4.) You may drown in paperwork.

Everything you do must be documented. Every interview, phone call, unannounced visit, etc etc. Reports to the court are also the equivalent of writing a research paper...and they need to be well-written because they live forever in the court system and outside criminal cases. Finding a balance between doing fabulous work in the community and writing down all of what you've done is tough. You don't have the choice of NOT doing it or postponing until the next day (like at a normal job) so you may be up at 5:00am to have it for court at 9:00am. Documenting in the social work field is comparable to finishing a final exam research paper the DAY that it's due.....only that feeling is all the time for every document. You can't start writing early because it hasn't happen yet! Sometimes you are still dealing with the crisis, or more than one crisis when the deadline comes! You are literally writing in REAL time. It's an ungodly amount of stress that cannot be avoided. Lots and lots of overtime! Which bring me to my next point again....

5. ) You may feel extremely overwhelmed. 

Unless you are a social worker or some sort of emergency responder you cannot understand how overwhelming public service can be! In addition to the sea of paperwork, I have been in some very scary situations. It's awesome to help your community but if you become a social worker (ESPECIALLY if you work for child protective services or the prison system) understand that there are dangerous situations that happen and police are often present. You are making a professional decision about someone else's personal life. It's all fun and games until you walk into a meth lab, or someone throws a car seat at you, or you get followed home. Wear closed-toe shoes, park where you can easily run to your car, and never stand directly in front of the door. You'll be fine even if it's dangerous sometimes.

6.) You cannot save everyone.

I learned this one the hard way. You can make your best effort to help someone, but people must change on their own. You cannot do that for them. Some people prefer to be homeless without responsibilities. Some people would rather not take care of their children. Some people would rather have their children (and themselves) harmed and live in misery than be safe and independent by themselves. Not everybody wants help from you. You will grieve when the legal system fails a family. You will have emotional roller coasters of your own. I've have many days where I literally sat in my car crying and screaming at the top of my lungs because abuse was happening and I couldn't do anything about it. Yes, it is that deep sometimes. It hurts but you have to let it go. Letting it go is not as easy as it sounds.

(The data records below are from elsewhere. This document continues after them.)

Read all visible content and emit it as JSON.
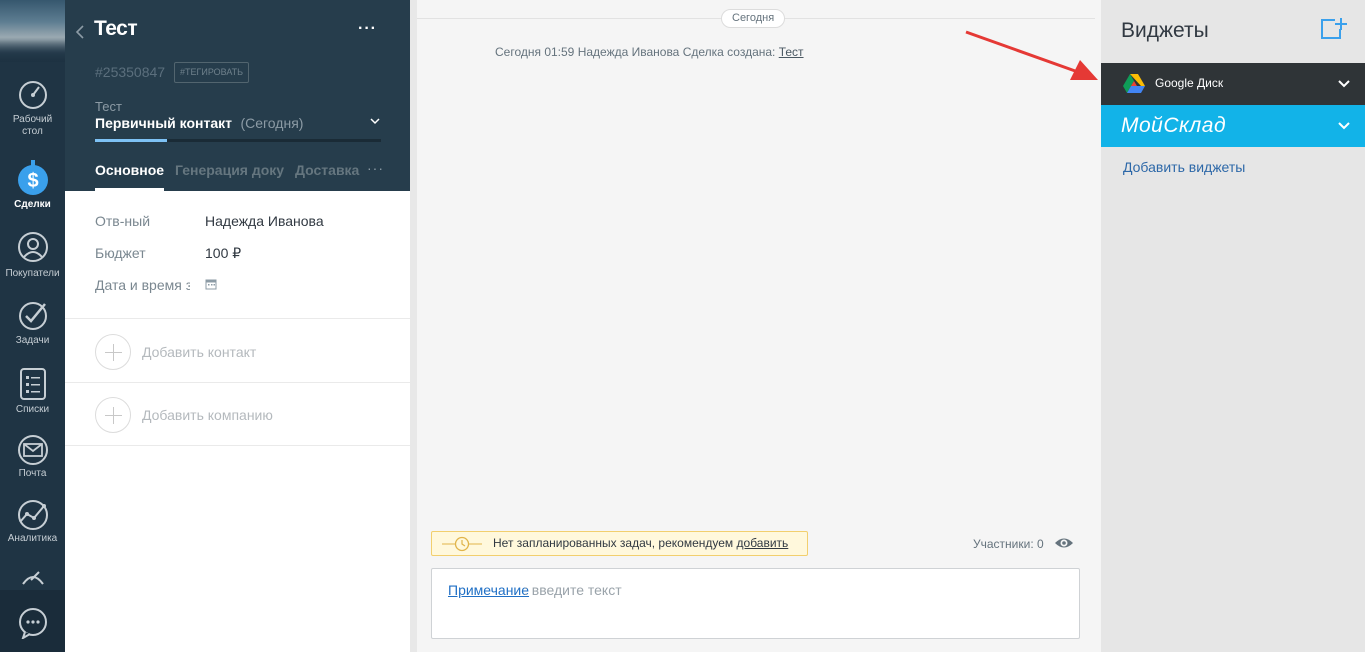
{
  "nav": {
    "items": [
      {
        "label_line1": "Рабочий",
        "label_line2": "стол",
        "icon": "dashboard-icon"
      },
      {
        "label": "Сделки",
        "icon": "deals-dollar-icon",
        "active": true
      },
      {
        "label": "Покупатели",
        "icon": "customers-icon"
      },
      {
        "label": "Задачи",
        "icon": "tasks-check-icon"
      },
      {
        "label": "Списки",
        "icon": "lists-icon"
      },
      {
        "label": "Почта",
        "icon": "mail-icon"
      },
      {
        "label": "Аналитика",
        "icon": "analytics-icon"
      }
    ],
    "chat_icon": "chat-bubble-icon"
  },
  "card": {
    "title": "Тест",
    "deal_id": "#25350847",
    "tag_button": "#ТЕГИРОВАТЬ",
    "pipeline_label": "Тест",
    "stage": "Первичный контакт",
    "stage_date": "(Сегодня)",
    "stage_progress": 0.25,
    "tabs": [
      "Основное",
      "Генерация доку",
      "Доставка"
    ],
    "tab_more": "···",
    "fields": [
      {
        "label": "Отв-ный",
        "value": "Надежда Иванова"
      },
      {
        "label": "Бюджет",
        "value": "100 ₽"
      },
      {
        "label": "Дата и время з",
        "value": ""
      }
    ],
    "add_contact": "Добавить контакт",
    "add_company": "Добавить компанию"
  },
  "feed": {
    "date_chip": "Сегодня",
    "event": {
      "text": "Сегодня 01:59 Надежда Иванова  Сделка создана: ",
      "link": "Тест"
    },
    "task_warning": {
      "text": "Нет запланированных задач, рекомендуем ",
      "link": "добавить"
    },
    "participants": "Участники: 0",
    "note": {
      "label": "Примечание",
      "placeholder": ": введите текст"
    }
  },
  "widgets": {
    "title": "Виджеты",
    "items": [
      {
        "label": "Google Диск",
        "icon": "google-drive-icon"
      },
      {
        "label": "МойСклад",
        "icon": "moysklad-logo"
      }
    ],
    "add_link": "Добавить виджеты"
  },
  "colors": {
    "nav_bg": "#1f3444",
    "card_header_bg": "#263d4c",
    "google_drive_row": "#2f3437",
    "moysklad_row": "#12b3e8",
    "annotation_arrow": "#e53935"
  }
}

7.) On the other hand- the folks you do help appreciate every effort you make.

If you are interested in becoming a social worker you can message me, honestly. I can tell you all the highs and lows as well as the pride all Social Workers take in their work. When there is a successful outcome in the social work field you are literally changing someone's life. That's what keeps most of us around. You, as an individual, are making a difference and it's the most rewarding sensation you will ever feel. It makes all the other challenges of the job worth every second of insanity. I wouldn't change a thing!